Detroit’s balance is what stands out most. Jalen Duren delivers 23 points in just 21 minutes, bullying the interior without needing volume. Ausar Thompson stuffs the stat sheet on the defensive end with seven steals, and even though his scoring line is modest at eight points, his impact is huge in the live-ball chaos department. The Pistons get contributions from everywhere, while Golden State’s offense struggles to keep up once the game speeds up and the turnovers start feeding Detroit’s transition game.

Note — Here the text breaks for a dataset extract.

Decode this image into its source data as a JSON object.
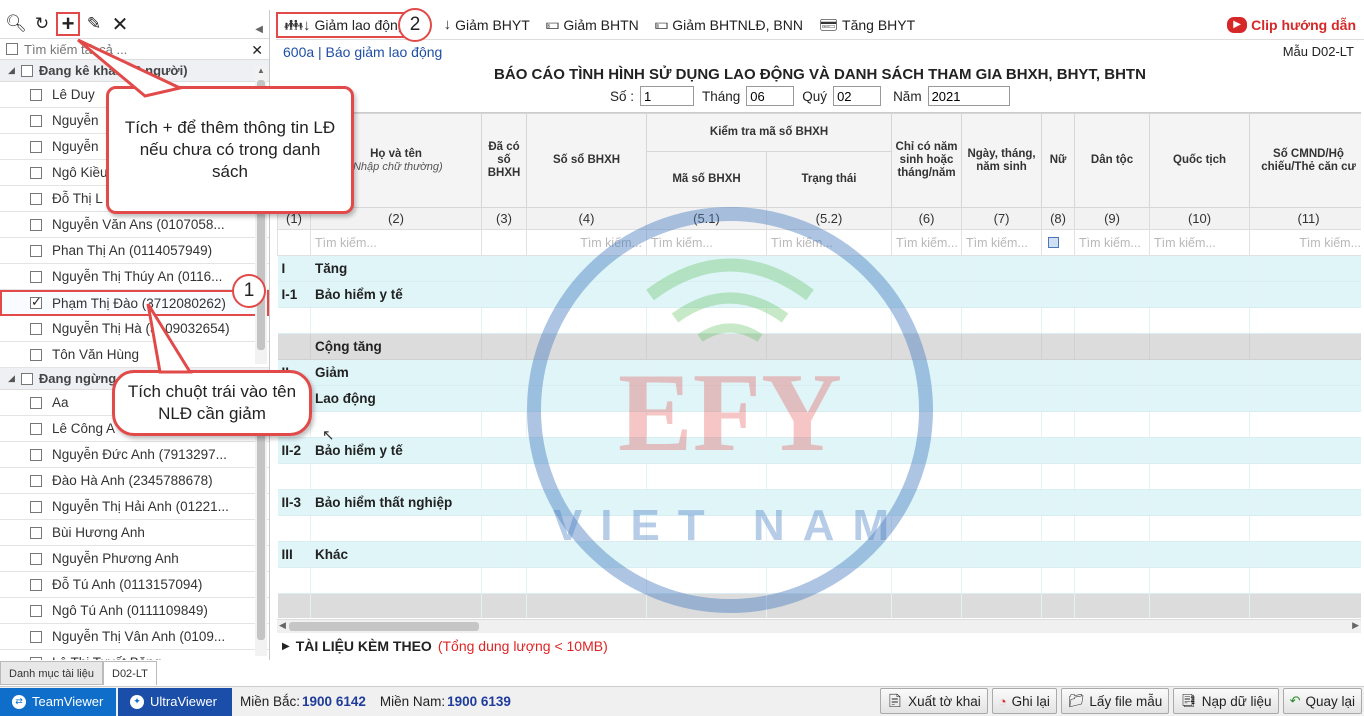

This is a strong home win for Detroit and another sign that when the Pistons get downhill pressure and ball movement working together, they can separate quickly. For Golden State, it’s a frustrating loss in a game that was live early but unraveled badly once Detroit started winning the possession battle. The Pistons take the momentum, and the way they finished this one should matter going forward in the standings race and in any future matchup where pace and physicality decide the night.
Turning Point
Detroit’s 11-0 run in the third quarter, capped by A. Thompson’s driving layup, flips a close game into a double-digit Pistons lead.
Key Performers
He gives Detroit a huge interior scoring punch in just 21 minutes, punishing the Warriors around the rim.

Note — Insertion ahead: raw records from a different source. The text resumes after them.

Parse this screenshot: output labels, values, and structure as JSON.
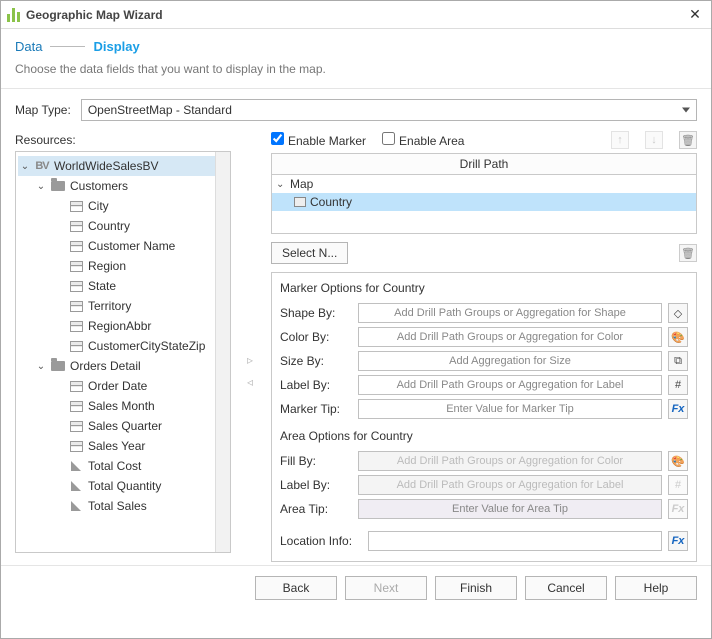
{
  "window": {
    "title": "Geographic Map Wizard"
  },
  "steps": {
    "data": "Data",
    "display": "Display"
  },
  "subtitle": "Choose the data fields that you want to display in the map.",
  "maptype": {
    "label": "Map Type:",
    "value": "OpenStreetMap - Standard"
  },
  "resources_label": "Resources:",
  "tree": {
    "root": "WorldWideSalesBV",
    "customers": {
      "label": "Customers",
      "items": [
        "City",
        "Country",
        "Customer Name",
        "Region",
        "State",
        "Territory",
        "RegionAbbr",
        "CustomerCityStateZip"
      ]
    },
    "orders": {
      "label": "Orders Detail",
      "items": [
        "Order Date",
        "Sales Month",
        "Sales Quarter",
        "Sales Year",
        "Total Cost",
        "Total Quantity",
        "Total Sales"
      ]
    }
  },
  "enable": {
    "marker": "Enable Marker",
    "area": "Enable Area",
    "marker_checked": true,
    "area_checked": false
  },
  "drill": {
    "header": "Drill Path",
    "root": "Map",
    "child": "Country"
  },
  "select_name": "Select N...",
  "marker_opts": {
    "title": "Marker Options for Country",
    "shape": {
      "label": "Shape By:",
      "placeholder": "Add Drill Path Groups or Aggregation for Shape"
    },
    "color": {
      "label": "Color By:",
      "placeholder": "Add Drill Path Groups or Aggregation for Color"
    },
    "size": {
      "label": "Size By:",
      "placeholder": "Add Aggregation for Size"
    },
    "labelby": {
      "label": "Label By:",
      "placeholder": "Add Drill Path Groups or Aggregation for Label"
    },
    "tip": {
      "label": "Marker Tip:",
      "placeholder": "Enter Value for Marker Tip"
    }
  },
  "area_opts": {
    "title": "Area Options for Country",
    "fill": {
      "label": "Fill By:",
      "placeholder": "Add Drill Path Groups or Aggregation for Color"
    },
    "labelby": {
      "label": "Label By:",
      "placeholder": "Add Drill Path Groups or Aggregation for Label"
    },
    "tip": {
      "label": "Area Tip:",
      "placeholder": "Enter Value for Area Tip"
    }
  },
  "location": {
    "label": "Location Info:"
  },
  "footer": {
    "back": "Back",
    "next": "Next",
    "finish": "Finish",
    "cancel": "Cancel",
    "help": "Help"
  },
  "icons": {
    "shape": "�отр"
  }
}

He runs the offense, fuels the third-quarter separation, and keeps the Pistons moving with constant pressure.
His defense changes the game, with seven steals driving Detroit’s transition-heavy separation.
Box Score Leaders
| Player | PTS | REB | AST | 3PM | Notable |
|---|---|---|---|---|---|
| Jalen Duren | 23 | 6 | 1 | 0 | |
| Daniss Jenkins | 22 | 7 | 8 | 1 | |
| Ausar Thompson | 8 | 3 | 4 | 0 | 7 STL |
How Our Predictions Held Up
We finished 67-for-121 overall, a 55.4% hit rate, so the board was solid but not dominant. The strong calls on Ausar Thompson’s rebounds, Duncan Robinson’s blocks, and Jalen Duren’s assists held up, but we missed badly on Duren’s points, Will Richard’s scoring, and Duncan Robinson’s steals. In other words: good on the role-player read, but a couple of usage swings burned us.